Social Housing e Smart Housing | CDP

The Social housing

The housing market in Italy, with a focus on the social housing sector

In a country like ours, traditionally characterised by a level of property ownership that is among the highest in Europe (close to 70%) and an illiquid and slow-moving rental market, the continuing economic and financial crisis and the consequent impact on household disposable income have led to an increasing focus on home ownership and the sustainability of the social development model.

A large number of households show signs of housing difficulties:

  • about 10% have difficulty paying utility bills, rent or mortgage payments
  • over 20% live in homes with damaged structures or inadequate heating
  • almost 60% consider home expenses to be a heavy burden (the percentage of these households has increased by almost 7% in less than ten years).

Nowadays, housing problems are not exclusively focused on the most vulnerable sections of the population, but also on a wider pool of people who, although they can rely on an income and relatively stable conditions, have significant difficulty in accessing the housing market.

But while people in situations of economic “precariousness” can usually access public residential housing, people in situations of “distress” that do not fall within the economic poverty brackets required for public housing, and are unable to find housing at market conditions, can find support from social housing.

As regards the sustainability of the social development model, the Italian housing market is highly inflexible, which risks undermining the ability to provide an adequate response to the needs of society, mainly because of poor liquidity in the rental segment and the fact that prices no longer represent the crossover between supply and demand. In this context, the housing issue has an ever more important effect on urban structures.

The burden of housing costs – both in terms of buying and renting – leads to a progressive displacement of the population towards towns on the outskirts of major urban areas, generating new problems related to:

  • the "consumption of the city” and the adequacy of transport infrastructure
  • and the social infrastructure of neighbouring towns.

This process conflicts both with the existence of a “hidden” urban residential availability (unused or used through black-market renting) and with the potential availability of new housing arising from the transformation and renovation of existing publicly-owned buildings.


Rethinking the residential market

This background reveals a profound need to rethink the residential market as a whole, via a true paradigm shift whereby home ownership regains a key role in societal development and solutions are developed that – without infringing on public finance requirements – are available to a wide spectrum of people, including those facing housing problems.

Social housing presents an opportunity against the background of a public residential housing supply characterised by a progressive decline in state resources, the abandonment of structural policies in favour of one-off interventions and the transfer of implementing powers to the regions.

Inefficiencies in the management and sale of public property have also meant it has not been possible to drive the processes that could generate sufficient resources to ensure housing at affordable prices for the various sections of the population affected by problems accessing the property market.

The “National Housing Plan” marked an initial turning point, at least in terms of approach: central appropriations and a new paradigm for scheme selection have incentivised the involvement of private investors and the mobilisation of various levels of government, in a public-private partnership approach for building social housing.

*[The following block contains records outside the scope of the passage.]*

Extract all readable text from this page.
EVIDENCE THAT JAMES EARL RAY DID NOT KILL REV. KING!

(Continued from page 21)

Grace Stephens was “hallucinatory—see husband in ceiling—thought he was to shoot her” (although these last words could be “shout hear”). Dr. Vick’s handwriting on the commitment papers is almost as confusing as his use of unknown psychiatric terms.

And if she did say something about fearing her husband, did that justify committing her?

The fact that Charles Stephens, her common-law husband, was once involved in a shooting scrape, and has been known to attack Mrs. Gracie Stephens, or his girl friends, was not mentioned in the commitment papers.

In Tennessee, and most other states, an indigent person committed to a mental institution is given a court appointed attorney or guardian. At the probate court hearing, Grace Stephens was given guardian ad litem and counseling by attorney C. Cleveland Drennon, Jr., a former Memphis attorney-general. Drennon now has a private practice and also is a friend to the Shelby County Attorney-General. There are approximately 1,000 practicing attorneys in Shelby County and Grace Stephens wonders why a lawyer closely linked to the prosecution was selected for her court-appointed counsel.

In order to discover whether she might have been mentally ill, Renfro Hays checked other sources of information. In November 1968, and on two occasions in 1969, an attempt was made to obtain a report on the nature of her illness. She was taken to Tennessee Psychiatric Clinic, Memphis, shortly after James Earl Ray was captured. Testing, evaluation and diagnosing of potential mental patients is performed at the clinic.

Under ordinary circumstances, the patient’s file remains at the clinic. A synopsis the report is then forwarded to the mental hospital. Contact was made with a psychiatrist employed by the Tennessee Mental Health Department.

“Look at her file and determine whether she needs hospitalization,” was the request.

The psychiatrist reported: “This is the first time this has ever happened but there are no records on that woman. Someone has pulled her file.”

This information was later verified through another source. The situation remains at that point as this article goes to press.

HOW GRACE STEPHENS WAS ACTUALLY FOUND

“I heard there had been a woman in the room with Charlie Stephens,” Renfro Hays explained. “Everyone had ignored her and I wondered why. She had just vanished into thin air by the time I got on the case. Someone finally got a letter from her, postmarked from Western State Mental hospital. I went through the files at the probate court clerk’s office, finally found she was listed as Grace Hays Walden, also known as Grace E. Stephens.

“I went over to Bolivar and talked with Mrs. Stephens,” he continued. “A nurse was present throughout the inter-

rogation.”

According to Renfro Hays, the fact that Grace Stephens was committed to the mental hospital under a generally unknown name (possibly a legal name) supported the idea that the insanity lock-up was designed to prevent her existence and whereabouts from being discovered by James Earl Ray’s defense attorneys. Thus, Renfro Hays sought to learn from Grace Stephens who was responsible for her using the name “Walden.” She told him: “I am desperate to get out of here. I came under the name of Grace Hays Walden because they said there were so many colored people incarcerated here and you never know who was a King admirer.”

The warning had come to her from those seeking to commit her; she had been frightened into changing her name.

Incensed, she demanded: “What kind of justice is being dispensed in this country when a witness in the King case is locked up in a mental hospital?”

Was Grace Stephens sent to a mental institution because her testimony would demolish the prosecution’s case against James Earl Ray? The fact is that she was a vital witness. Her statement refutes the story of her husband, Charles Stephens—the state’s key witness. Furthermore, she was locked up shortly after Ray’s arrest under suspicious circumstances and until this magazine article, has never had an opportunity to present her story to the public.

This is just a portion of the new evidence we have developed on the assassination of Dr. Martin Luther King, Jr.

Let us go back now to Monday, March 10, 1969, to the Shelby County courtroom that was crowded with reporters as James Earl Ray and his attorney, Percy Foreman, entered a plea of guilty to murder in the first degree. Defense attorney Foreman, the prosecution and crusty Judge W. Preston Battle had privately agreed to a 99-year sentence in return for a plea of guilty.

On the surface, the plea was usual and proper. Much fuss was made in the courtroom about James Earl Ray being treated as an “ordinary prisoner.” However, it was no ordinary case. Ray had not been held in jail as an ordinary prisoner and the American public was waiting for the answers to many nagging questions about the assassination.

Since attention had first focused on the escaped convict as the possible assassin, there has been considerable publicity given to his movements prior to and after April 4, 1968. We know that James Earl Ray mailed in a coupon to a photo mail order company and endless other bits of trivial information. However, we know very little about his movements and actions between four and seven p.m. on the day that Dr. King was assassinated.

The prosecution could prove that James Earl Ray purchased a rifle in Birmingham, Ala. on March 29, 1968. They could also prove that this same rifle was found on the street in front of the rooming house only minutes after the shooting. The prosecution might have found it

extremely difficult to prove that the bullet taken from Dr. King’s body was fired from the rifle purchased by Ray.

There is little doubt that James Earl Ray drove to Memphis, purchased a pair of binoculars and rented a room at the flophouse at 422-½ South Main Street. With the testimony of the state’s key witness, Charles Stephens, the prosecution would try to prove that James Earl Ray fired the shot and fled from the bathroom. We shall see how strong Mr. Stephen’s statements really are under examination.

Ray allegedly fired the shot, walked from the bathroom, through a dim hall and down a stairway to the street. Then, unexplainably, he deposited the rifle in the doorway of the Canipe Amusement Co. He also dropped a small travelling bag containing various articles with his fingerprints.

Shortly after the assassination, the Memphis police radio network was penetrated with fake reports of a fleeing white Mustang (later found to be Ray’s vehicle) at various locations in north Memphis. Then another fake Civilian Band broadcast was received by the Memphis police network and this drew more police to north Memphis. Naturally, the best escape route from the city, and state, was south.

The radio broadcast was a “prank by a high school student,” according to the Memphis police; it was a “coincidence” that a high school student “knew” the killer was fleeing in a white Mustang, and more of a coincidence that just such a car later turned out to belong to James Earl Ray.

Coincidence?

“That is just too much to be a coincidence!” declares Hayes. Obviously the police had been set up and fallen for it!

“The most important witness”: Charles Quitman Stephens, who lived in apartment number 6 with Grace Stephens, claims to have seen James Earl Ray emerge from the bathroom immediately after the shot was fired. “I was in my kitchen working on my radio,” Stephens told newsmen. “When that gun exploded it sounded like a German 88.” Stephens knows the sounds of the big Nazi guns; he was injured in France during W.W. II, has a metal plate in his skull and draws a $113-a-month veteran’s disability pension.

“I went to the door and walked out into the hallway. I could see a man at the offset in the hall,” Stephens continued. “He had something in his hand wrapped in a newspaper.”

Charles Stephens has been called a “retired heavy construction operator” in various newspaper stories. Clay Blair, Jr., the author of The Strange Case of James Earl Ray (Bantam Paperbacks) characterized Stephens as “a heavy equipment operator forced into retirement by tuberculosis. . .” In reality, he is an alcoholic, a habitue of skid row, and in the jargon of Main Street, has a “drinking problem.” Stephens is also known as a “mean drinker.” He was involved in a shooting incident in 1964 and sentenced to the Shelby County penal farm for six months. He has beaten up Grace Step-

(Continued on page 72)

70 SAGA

At the same time, the social housing option began to emerge.

Despite the emergency situation, however, the State Audit Court has found that the actual implementation of the 2008-2009 plan has been anything but quick: the slowness of administrative processes, the extreme regional disparities in the implementation of national legislation and lack of central direction have prevented even a minimum of commonality in the planning and economic-financial aspects of the schemes, slowing implementation.

In recent years, with the approval of the final rankings of the proposals and the launch of the FIA, there has, however, been a more complete definition of the investment commitments, project identification and, at least in part, housing construction.

In this regard, however, it should be noted that while the integrated system of real estate funds has been a success, it may not be a complete answer to the housing issue in Italy.

In fact it is worth remembering that social housing – since it is designed for people without “precarious” incomes and involves sub-market rents that are instead determined according to the economic and financial sustainability of the initiatives – caters mainly to the so-called grey area and not to the segment of the population whose needs require broader and more comprehensive initiatives from central and local governments.

An initial response to some of these issues seems to come from the new measures launched by the Government (Law 80/2014) to support rent-controlled lets, promote the recovery and rationalisation of existing public housing, and to support the supply of social housing.

With all of this in mind, real estate funds can provide a way to identify best practices in Italy, both in terms of process (the financial structures for performing the works, including through greater use of forms of partnership) and in terms of product (the best projects from the point of view of the quality of the building with particular focus on environmental, energy and social aspects).